The Brothers Lamb Shanks
|Salt||1 1⁄2 Teaspoon|
|Freshly ground pepper||1⁄2 Teaspoon|
|Dried rosemary leaves||1⁄2 Teaspoon|
|Lamb shanks||4 Pound (4 Shanks, 3/4 - 1 Pound Each)|
|Tomato paste||1 Tablespoon|
|Golden sherry||3⁄4 Cup (12 tbs)|
|Eggplant||1 Pound, cut in chunks (1 Large Sized)|
|Green peppers||2 Large, cored, seeded, and cut in chunks|
|Onions||3 Medium, peeled and cut into wedges|
|Tomatoes||3 Medium, cut into wedges|
|Chopped parsley||2 Tablespoon|
|Minced garlic||1 Teaspoon|
1. Arrange the shanks in a baking pan.
2. Combine the salt pepper and rosemary and season the lamb shanks with the seasoning, turning them to season both sides.
3. Place the baking or roasting pan until a broiler and sear the meat for 5 minutes each side.
4. Remove the browned lamb from the oven.
5. Blend the tomato paste and sherry and pour the sauce over the lamb. Turn to coat both sides.
6. Cover the pan and set aside for 2 hours allowing the meat to marinate in the tomato sherry sauce.
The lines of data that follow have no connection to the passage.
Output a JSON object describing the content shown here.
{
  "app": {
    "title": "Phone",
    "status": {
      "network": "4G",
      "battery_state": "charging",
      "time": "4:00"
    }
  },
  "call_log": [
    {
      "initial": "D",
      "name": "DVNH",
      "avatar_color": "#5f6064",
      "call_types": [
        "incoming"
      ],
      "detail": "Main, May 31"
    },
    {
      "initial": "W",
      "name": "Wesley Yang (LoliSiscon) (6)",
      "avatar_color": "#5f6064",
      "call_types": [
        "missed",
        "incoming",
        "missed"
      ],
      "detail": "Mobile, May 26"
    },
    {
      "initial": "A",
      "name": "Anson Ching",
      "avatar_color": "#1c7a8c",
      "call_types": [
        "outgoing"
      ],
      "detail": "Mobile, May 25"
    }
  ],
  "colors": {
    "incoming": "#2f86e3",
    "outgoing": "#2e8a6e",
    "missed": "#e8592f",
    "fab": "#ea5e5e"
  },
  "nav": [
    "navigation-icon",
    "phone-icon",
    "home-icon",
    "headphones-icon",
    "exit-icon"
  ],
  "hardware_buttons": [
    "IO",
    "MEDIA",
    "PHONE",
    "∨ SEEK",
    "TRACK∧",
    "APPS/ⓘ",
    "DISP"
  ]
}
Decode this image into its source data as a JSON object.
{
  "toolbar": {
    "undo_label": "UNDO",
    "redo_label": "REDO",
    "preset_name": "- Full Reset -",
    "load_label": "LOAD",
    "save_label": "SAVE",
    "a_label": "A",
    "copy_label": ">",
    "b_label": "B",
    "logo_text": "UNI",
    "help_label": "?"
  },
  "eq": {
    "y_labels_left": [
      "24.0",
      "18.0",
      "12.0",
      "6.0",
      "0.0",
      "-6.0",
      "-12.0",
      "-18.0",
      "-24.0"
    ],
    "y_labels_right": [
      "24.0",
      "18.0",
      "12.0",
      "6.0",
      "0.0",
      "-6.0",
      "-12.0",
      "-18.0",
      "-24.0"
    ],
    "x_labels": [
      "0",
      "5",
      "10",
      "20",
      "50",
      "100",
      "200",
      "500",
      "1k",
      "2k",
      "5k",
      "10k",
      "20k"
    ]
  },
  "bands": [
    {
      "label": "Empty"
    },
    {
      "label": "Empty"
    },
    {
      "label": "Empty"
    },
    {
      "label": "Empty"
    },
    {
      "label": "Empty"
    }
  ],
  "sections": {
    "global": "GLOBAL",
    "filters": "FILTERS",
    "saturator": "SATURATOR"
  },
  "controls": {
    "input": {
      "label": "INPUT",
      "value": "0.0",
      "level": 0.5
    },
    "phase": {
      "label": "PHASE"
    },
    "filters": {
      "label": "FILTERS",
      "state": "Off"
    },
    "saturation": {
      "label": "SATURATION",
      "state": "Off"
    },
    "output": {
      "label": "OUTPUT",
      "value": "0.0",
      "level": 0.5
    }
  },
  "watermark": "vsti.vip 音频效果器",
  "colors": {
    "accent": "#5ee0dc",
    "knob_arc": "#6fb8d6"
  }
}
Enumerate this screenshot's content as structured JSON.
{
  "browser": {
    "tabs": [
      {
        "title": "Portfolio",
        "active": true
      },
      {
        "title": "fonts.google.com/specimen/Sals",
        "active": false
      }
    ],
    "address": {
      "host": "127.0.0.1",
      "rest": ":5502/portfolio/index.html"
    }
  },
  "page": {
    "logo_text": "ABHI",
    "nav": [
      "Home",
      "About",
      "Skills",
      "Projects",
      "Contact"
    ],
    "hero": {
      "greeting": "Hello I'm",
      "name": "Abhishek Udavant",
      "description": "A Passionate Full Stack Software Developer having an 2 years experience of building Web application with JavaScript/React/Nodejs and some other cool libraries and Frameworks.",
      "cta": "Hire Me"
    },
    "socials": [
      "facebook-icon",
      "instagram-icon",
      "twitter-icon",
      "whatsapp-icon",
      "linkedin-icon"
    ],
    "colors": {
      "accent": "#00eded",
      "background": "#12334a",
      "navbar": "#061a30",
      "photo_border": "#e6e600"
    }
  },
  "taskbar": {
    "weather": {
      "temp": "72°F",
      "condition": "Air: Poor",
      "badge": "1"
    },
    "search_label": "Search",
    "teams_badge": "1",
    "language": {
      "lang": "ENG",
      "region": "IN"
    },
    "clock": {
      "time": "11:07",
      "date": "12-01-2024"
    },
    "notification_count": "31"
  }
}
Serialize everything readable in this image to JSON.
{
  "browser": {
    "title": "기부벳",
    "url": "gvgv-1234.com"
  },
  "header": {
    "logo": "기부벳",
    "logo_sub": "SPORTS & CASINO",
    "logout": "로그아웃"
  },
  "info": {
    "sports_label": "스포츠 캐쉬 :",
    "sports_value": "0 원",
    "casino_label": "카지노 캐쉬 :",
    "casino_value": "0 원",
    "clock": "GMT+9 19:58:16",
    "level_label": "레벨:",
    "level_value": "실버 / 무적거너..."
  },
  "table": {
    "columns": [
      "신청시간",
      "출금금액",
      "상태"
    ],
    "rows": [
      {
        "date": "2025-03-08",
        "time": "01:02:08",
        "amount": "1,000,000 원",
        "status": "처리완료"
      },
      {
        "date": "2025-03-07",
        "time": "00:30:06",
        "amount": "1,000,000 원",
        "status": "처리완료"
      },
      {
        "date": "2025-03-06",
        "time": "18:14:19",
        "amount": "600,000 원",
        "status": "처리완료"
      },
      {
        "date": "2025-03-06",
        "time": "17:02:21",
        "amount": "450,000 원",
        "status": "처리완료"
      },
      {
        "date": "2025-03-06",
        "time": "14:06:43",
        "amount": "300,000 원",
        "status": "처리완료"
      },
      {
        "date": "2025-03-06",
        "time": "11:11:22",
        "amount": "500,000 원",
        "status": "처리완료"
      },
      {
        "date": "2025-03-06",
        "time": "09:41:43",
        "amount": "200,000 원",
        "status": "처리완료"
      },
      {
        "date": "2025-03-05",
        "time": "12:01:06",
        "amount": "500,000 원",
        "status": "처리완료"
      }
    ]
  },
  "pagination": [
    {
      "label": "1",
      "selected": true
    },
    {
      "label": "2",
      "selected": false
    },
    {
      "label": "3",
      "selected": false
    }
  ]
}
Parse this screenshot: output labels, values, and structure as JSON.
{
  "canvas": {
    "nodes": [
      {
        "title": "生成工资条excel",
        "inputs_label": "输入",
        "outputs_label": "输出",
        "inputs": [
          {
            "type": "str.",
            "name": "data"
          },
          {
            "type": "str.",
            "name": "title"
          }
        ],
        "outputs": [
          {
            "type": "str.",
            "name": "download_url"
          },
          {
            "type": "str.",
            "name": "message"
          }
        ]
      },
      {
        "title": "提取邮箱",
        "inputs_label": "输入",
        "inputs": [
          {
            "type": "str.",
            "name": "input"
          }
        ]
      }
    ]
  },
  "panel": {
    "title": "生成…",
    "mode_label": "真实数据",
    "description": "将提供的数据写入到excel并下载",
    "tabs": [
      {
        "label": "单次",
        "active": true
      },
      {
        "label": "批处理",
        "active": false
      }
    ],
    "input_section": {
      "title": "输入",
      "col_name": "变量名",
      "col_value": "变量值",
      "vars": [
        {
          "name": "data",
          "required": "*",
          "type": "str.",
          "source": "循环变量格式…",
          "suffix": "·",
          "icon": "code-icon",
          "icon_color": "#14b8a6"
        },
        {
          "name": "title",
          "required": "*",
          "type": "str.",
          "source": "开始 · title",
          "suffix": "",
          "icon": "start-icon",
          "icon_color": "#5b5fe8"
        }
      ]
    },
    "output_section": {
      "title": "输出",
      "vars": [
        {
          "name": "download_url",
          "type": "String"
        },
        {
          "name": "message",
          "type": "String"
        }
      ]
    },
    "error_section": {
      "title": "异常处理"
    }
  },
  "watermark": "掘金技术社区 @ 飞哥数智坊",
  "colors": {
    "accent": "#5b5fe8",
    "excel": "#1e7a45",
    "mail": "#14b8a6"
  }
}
Turn the shanks occasionally to keep them coated with the sauce.
7. Preheat the oven to 300 degree F
8. In a large bowl, combine the eggplant, peppers, onions and tomatoes.
9. Sprinkle with remaining seasoning, parsley and garlic.
10. When the meat has marinated for two hours, surround with the vegetables.
11. Cover the pan with foil and transfer it to the preheated oven,.
12. Braise the meat for 30 minutes.
13. Remove foil, turn the shanks over and stir the vegetables. Add more sherry diluted with water, if the mixture is too dry.
14. Re-cover and continue to braise another 30 to 40 minutes or until the meat and vegetables are tender.
15. Serve the Brothers Lamb Shanks over a pilaf or with crusty bread if you like.